Para ulama berbeda pendapat dalam masalah ini:

Pendapat Pertama:

Bahwa seorang istri yang ditinggal lama oleh suaminya hendaknya sabar dan tidak boleh menuntut cerai. Ini adalah pendapat madzab Hanafiyah dan Syafi’iyah serta adh-Dhahiriyah. Mereka berdalil bahwa pada asalnya pernikahan antara kedua masih berlangsung hingga terdapat keterangan yang jelas, bahwa suaminya meninggal atau telah menceraikannya. (az- Zaila’i, Nasbu ar Rozah fi takhrij ahadits al hidayah: kitab al mafqud, Ibnu Hamam, Syarh Fathu al Qadir ; Kitab al Mafqud, Ibnu Hazm, al Muhalla bi al Atsar; Faskh nikah al mafqud).

Pendapat Kedua:

Bahwa seorang istri yang ditinggal lama oleh suaminya, dan merasa dirugikan secara batin, maka dia  berhak menuntut cerai. Ini adalah pendapat Hanabilah dan Malikiyah.

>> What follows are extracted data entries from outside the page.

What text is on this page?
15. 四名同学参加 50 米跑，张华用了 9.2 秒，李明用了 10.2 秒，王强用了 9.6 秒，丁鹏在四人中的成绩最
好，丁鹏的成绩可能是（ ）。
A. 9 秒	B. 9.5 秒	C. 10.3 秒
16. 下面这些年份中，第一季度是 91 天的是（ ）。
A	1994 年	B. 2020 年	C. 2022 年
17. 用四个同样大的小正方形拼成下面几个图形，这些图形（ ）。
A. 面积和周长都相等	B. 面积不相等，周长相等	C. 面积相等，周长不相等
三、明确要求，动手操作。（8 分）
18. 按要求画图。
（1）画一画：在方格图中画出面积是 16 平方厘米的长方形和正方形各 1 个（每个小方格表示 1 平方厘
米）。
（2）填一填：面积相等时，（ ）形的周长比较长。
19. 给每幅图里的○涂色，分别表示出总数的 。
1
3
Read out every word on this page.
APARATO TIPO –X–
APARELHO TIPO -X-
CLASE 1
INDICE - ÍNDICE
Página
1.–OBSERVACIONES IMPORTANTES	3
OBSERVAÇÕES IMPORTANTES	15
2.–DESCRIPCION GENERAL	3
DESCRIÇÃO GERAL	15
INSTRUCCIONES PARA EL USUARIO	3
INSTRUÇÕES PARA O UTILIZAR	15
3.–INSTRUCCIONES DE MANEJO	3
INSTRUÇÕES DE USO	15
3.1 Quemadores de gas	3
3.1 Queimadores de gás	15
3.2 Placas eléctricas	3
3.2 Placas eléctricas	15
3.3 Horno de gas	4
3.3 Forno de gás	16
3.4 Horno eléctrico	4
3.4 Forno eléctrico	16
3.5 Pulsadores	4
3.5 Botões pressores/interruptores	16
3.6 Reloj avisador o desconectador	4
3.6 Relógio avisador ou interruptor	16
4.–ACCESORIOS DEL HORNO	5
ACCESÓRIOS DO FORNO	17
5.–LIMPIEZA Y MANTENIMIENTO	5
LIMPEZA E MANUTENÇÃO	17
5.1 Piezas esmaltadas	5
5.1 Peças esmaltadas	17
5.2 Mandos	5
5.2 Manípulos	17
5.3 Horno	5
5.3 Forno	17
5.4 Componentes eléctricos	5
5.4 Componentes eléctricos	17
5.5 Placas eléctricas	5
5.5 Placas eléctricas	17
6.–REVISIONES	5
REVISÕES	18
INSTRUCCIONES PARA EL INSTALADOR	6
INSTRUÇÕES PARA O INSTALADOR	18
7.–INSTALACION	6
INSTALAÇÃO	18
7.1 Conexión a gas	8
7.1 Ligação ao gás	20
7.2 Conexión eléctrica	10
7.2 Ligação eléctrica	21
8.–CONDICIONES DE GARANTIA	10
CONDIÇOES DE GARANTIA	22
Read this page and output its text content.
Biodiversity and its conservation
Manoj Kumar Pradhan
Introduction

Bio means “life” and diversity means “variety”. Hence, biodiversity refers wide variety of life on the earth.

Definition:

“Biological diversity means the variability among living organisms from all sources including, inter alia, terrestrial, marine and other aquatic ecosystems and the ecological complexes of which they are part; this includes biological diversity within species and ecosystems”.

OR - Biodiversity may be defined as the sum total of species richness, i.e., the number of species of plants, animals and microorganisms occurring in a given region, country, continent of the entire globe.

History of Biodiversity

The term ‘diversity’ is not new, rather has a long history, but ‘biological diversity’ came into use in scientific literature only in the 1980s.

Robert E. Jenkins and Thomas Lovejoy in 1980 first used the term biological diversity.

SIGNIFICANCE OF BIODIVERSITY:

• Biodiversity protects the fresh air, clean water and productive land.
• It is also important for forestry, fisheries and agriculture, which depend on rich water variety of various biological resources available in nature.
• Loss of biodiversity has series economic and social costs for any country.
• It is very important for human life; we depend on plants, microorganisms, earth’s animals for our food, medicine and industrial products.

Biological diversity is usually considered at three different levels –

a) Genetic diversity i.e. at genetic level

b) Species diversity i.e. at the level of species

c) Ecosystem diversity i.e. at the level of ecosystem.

Adapun dalil-dalil yang bisa dikemukakan untuk mendukung pendapat ini adalah:

1. Firman Allah SWT:

Dan pergaulilah mereka dengan baik.” (QS. An Nisa: 19).

2. Firman Allah SWT:

“Janganlah engkau tahan mereka untuk memberi kemudharatan bagi mereka, karena demikian itu berarti kamu menganiaya mereka.”(QS. Al Baqarah: 231).

3. Sabda Rasulullah ﷺ:

“Tidak ada yang mudharat (dalam ajaran Islam) dan tidak boleh seorang muslim membuat kemudharatan bagi orang lain.” (Hadist Hasan Riwayat Ibnu Majah dan Daruqutni).

Ayat dan hadist di atas melarang seorang muslim, khususnya suami untuk membuat kemudharatan bagi istrinya dengan pergi meninggalkan rumah dalam jangka waktu yang lama tanpa ada keperluan yang jelas. Maka, istri yang merasa dirugikan dengan kepergian suaminya tersebut berhak untuk menolak mudharat tersebut dengan gugatan cerai yang diajukan ke pengadilan.

4. Disamping itu, seorang istri dalam keadaan sendirian, biasanya sangat sulit untuk menjaga dirinya, apalagi di tengah-tengah zaman yang penuh dengan fitnah seperti ini. Untuk menghindari firnah dan bisikan setan tersebut, maka dibolehkan baginya untuk meminta cerai dan menikah dengan lelaki lain.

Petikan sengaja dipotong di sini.